ULASAN : – Ciuman nakal film ketiga tentang lamaran. Dan proposal itu muncul sangat terlambat di film. Secara keseluruhan, film ini lucu. Ceritanya adalah salah satu cerita paling terkenal dengan banyak banyak remake dan drama berdasarkan itu. Jadi, bagaimana mereka bisa melewatkannya? Mungkin eksekusinya tidak terlalu bagus. Untungnya, film ini memiliki kecepatan yang cepat, tetapi tidak mengalir. Peristiwa terjadi begitu saja dan tanpa penjelasan, karakter bertindak di luar karakter. Mungkin terlalu manga seperti vybe yang ingin diberikan film itu. Apa pun itu, film gagal menyediakannya.

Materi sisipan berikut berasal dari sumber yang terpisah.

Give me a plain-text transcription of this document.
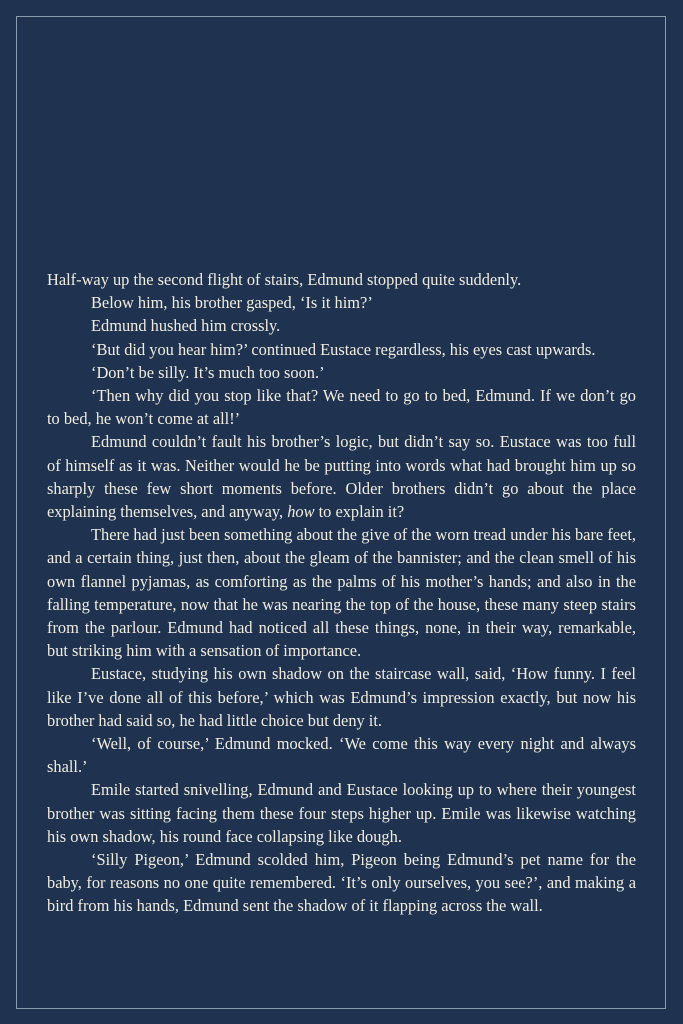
Half-way up the second flight of stairs, Edmund stopped quite suddenly.

Below him, his brother gasped, ‘Is it him?’

Edmund hushed him crossly.

‘But did you hear him?’ continued Eustace regardless, his eyes cast upwards.

‘Don’t be silly. It’s much too soon.’

‘Then why did you stop like that? We need to go to bed, Edmund. If we don’t go to bed, he won’t come at all!’

Edmund couldn’t fault his brother’s logic, but didn’t say so. Eustace was too full of himself as it was. Neither would he be putting into words what had brought him up so sharply these few short moments before. Older brothers didn’t go about the place explaining themselves, and anyway, how to explain it?

There had just been something about the give of the worn tread under his bare feet, and a certain thing, just then, about the gleam of the bannister; and the clean smell of his own flannel pyjamas, as comforting as the palms of his mother’s hands; and also in the falling temperature, now that he was nearing the top of the house, these many steep stairs from the parlour. Edmund had noticed all these things, none, in their way, remarkable, but striking him with a sensation of importance.

Eustace, studying his own shadow on the staircase wall, said, ‘How funny. I feel like I’ve done all of this before,’ which was Edmund’s impression exactly, but now his brother had said so, he had little choice but deny it.

‘Well, of course,’ Edmund mocked. ‘We come this way every night and always shall.’

Emile started snivelling, Edmund and Eustace looking up to where their youngest brother was sitting facing them these four steps higher up. Emile was likewise watching his own shadow, his round face collapsing like dough.

‘Silly Pigeon,’ Edmund scolded him, Pigeon being Edmund’s pet name for the baby, for reasons no one quite remembered. ‘It’s only ourselves, you see?’, and making a bird from his hands, Edmund sent the shadow of it flapping across the wall.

]]>ULASAN : – Film kedua itazurana Kiss membawa kita semua untuk bergabung dengan dua protagonis saat mereka melanjutkan ke studi universitas. Hari-hari compus mengikuti pola yang sama dengan film pertama, anak laki-laki itu tidak tertarik pada gadis itu, meskipun dia memberikan beberapa tanda di sana-sini, dan gadis itu benar-benar mencintainya. Tentunya, gadis itu adalah salah satu karakter terlucu di J drama di luar sana. Dia menyenangkan dan manis dan memiliki banyak pakaian lucu untuk menemani kepribadiannya. Laki-laki memimpin kedua dalam ciuman nakal bagian 2, karena kami terutama berfokus pada perempuan dan apa yang dia lakukan. Tapi secara keseluruhan, itu adalah film yang menyenangkan.
]]>ULASAN : – Film ini persis seperti hubungan antara perempuan dan laki-laki: menjengkelkan, sedikit bodoh, agak menegangkan, tetapi pada akhirnya, seperti kata orang itu, sangat sulit untuk melupakannya. Ceritanya sangat panjang, karena gadis itu, yang berada di kelas kurang pintar di sekolahnya, harus tinggal bersama siswa terbaik di sekolahnya, setelah rumahnya runtuh seperti rumah kartu. Twist di sini adalah bahwa gadis itu jatuh cinta dengan anak laki-laki itu selama bertahun-tahun, tetapi, setelah mengaku padanya, dia ditolak dengan sangat kasar. Gadis itu hanya mengganggu pria itu dan tidak ada indikasi bahwa dia menyukainya. Tapi, bagian akhir hanya membutuhkan sentuhan paling cerdas yang pernah ada untuk membuat Anda mengantisipasi film kedua. Jadi, 4 dari 10, karena pembuat film bisa mencoba menyajikan fakta lebih baik daripada membiarkannya terlihat seperti komedi ciak daripada film manga. Ditambah lagi, chemistry keduanya kurang, padahal penampilan mereka sangat bagus.